What does the UK government now need to do in order legally to trigger Article 50 TEU?
The Supreme Court has ruled that an Act of Parliament is required before Article 50 of the Treaty on European Union (“Article 50”) can be triggered.
The Government will need to present a Bill to both the House of Commons and the House of Lords who will scrutinise and debate its contents and implications. The Bill must then be approved in the same form by both Houses to become an Act of Parliament and have legal effect in the UK.
Consent of Northern Ireland, Scotland and Wales Legislatures not required
The Supreme Court decided that devolution Acts were passed by Parliament on the assumption that the UK would be a member of the EU, but they do not require the UK to remain a member. Relations with the EU and other foreign affairs matters are reserved to the UK Government and Parliament, not to the devolved institutions. Withdrawal from the EU will alter the competence of the devolved institutions, and remove the responsibilities to comply with EU law.
How long is the process expected to take and when can we expect Article 50 to be triggered?
Parliament will need to pass a new Bill to give the Government the authority to trigger Article 50. It is likely that the Government will present both Houses with a short Bill due to the urgency of its approval and in order to minimise the potential for either of the Houses to call for amendments to be made. Bills have previously been passed through Parliament within a few days.

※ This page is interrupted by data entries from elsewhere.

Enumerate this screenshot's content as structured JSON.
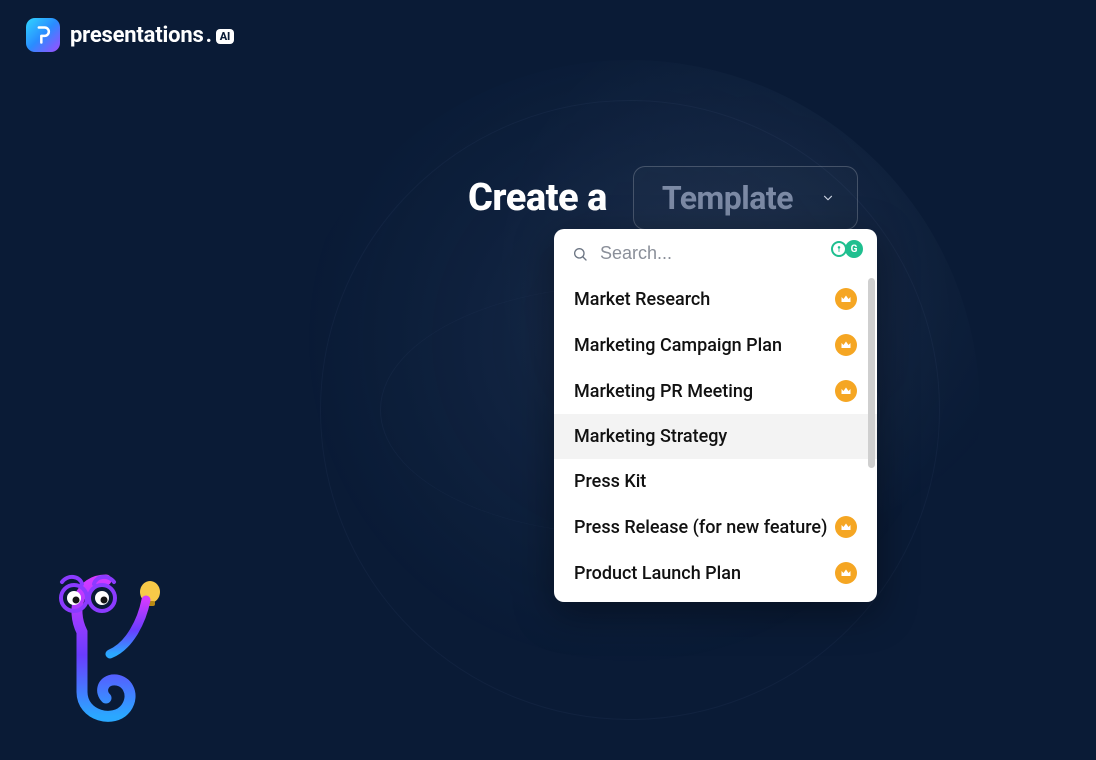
{
  "brand": {
    "name": "presentations",
    "suffix_dot": ".",
    "ai_badge": "AI"
  },
  "headline": {
    "prefix": "Create a",
    "dropdown_label": "Template"
  },
  "search": {
    "placeholder": "Search..."
  },
  "grammarly_badges": {
    "left": "",
    "right": "G"
  },
  "templates": [
    {
      "label": "Market Research",
      "premium": true,
      "hover": false
    },
    {
      "label": "Marketing Campaign Plan",
      "premium": true,
      "hover": false
    },
    {
      "label": "Marketing PR Meeting",
      "premium": true,
      "hover": false
    },
    {
      "label": "Marketing Strategy",
      "premium": false,
      "hover": true
    },
    {
      "label": "Press Kit",
      "premium": false,
      "hover": false
    },
    {
      "label": "Press Release (for new feature)",
      "premium": true,
      "hover": false
    },
    {
      "label": "Product Launch Plan",
      "premium": true,
      "hover": false
    }
  ]
}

In the House of Commons a programming motion will be passed to determine the timeline under which the Bill will be scrutinised. The Government will need majority support for the process to be carried out urgently. In contrast, the House of Lords will not be required to decide a timetable for the passage of the Bill. Both the Lords Constitution Committee and the Lords EU Committee will scrutinise the Bill and its repercussions.

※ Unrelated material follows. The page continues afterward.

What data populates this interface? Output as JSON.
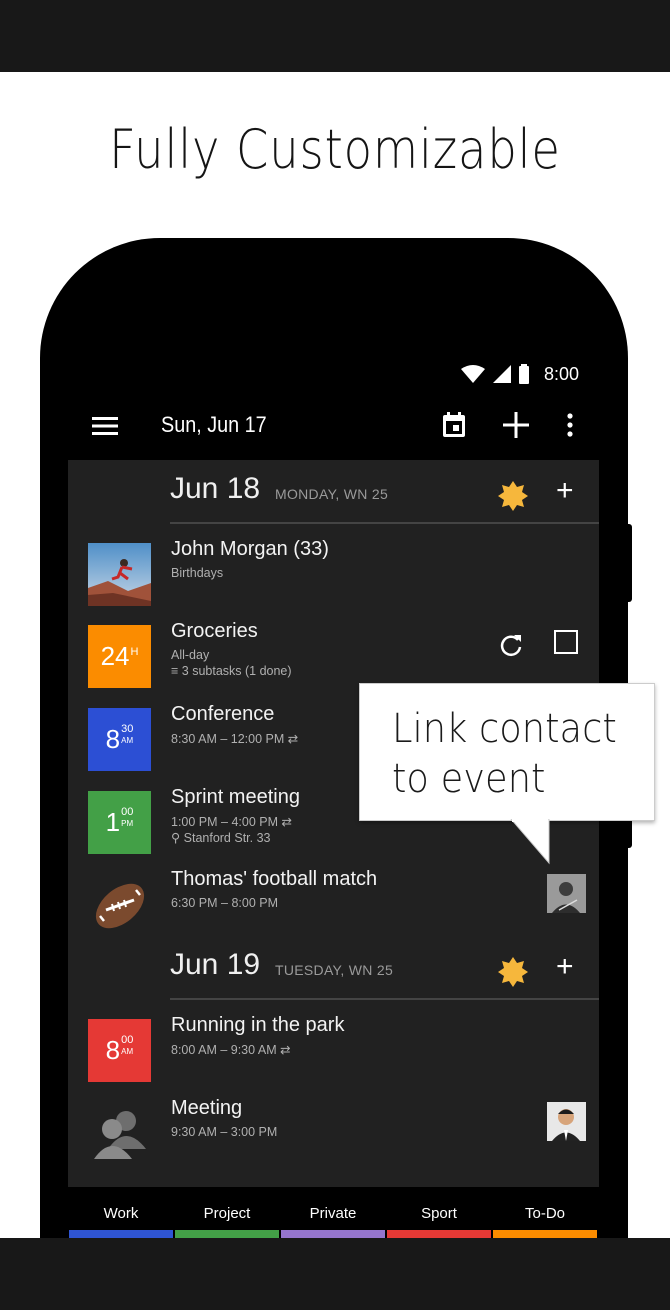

It should be noted that on 7 December 2016, Members of Parliament voted in support of Theresa May’s proposal to trigger Article 50 by the end of March 2017 by a majority of almost 400. Accordingly, it is still expected that the Government will be able to give notice under Article 50 before the end of March 2017.

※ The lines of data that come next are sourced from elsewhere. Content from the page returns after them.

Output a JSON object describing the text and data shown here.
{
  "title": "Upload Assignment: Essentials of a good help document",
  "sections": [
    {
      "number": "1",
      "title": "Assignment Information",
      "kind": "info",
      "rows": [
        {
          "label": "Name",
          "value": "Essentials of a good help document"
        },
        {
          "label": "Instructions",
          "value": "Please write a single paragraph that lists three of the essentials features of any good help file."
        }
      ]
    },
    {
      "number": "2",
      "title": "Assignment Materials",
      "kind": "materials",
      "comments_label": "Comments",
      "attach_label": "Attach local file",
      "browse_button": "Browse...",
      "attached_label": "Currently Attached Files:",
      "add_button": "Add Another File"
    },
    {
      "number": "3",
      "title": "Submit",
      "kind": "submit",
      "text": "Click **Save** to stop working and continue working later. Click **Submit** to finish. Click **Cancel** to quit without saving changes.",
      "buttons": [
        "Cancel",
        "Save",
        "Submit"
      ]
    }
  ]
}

What further hurdles could the Government face?
Both Houses are able to call for amendments to be made to the Bill. Amendments could include mechanisms for Parliament’s involvement in the withdrawal process or a second referendum determining the terms of the withdrawal.
Is there a chance that we could see a further appeal to this decision?
The Supreme Court is the final court of appeal in the UK, therefore its judgments cannot be appealed.
Nevertheless, a point of law that forms part of the judgment may be referred to the Court of Justice of the European Union (CJEU). The CJEU can give a ruling on the interpretation of treaties when the matter is necessary for a court to pass judgment (Article 267 TFEU). This could arguably become relevant, for example, in relation to the issue of the revocability of the Article 50 notification. The parties to the case agreed to assume that an Article 50 notification could not be revoked, but very little was said on the point. It is therefore possible, theoretically at least, that the issue of revocation could eventually be referred to the CJEU, for example, in fresh proceedings, although presumably there would need to be some likelihood of an attempt at revocation to crystallise the issue.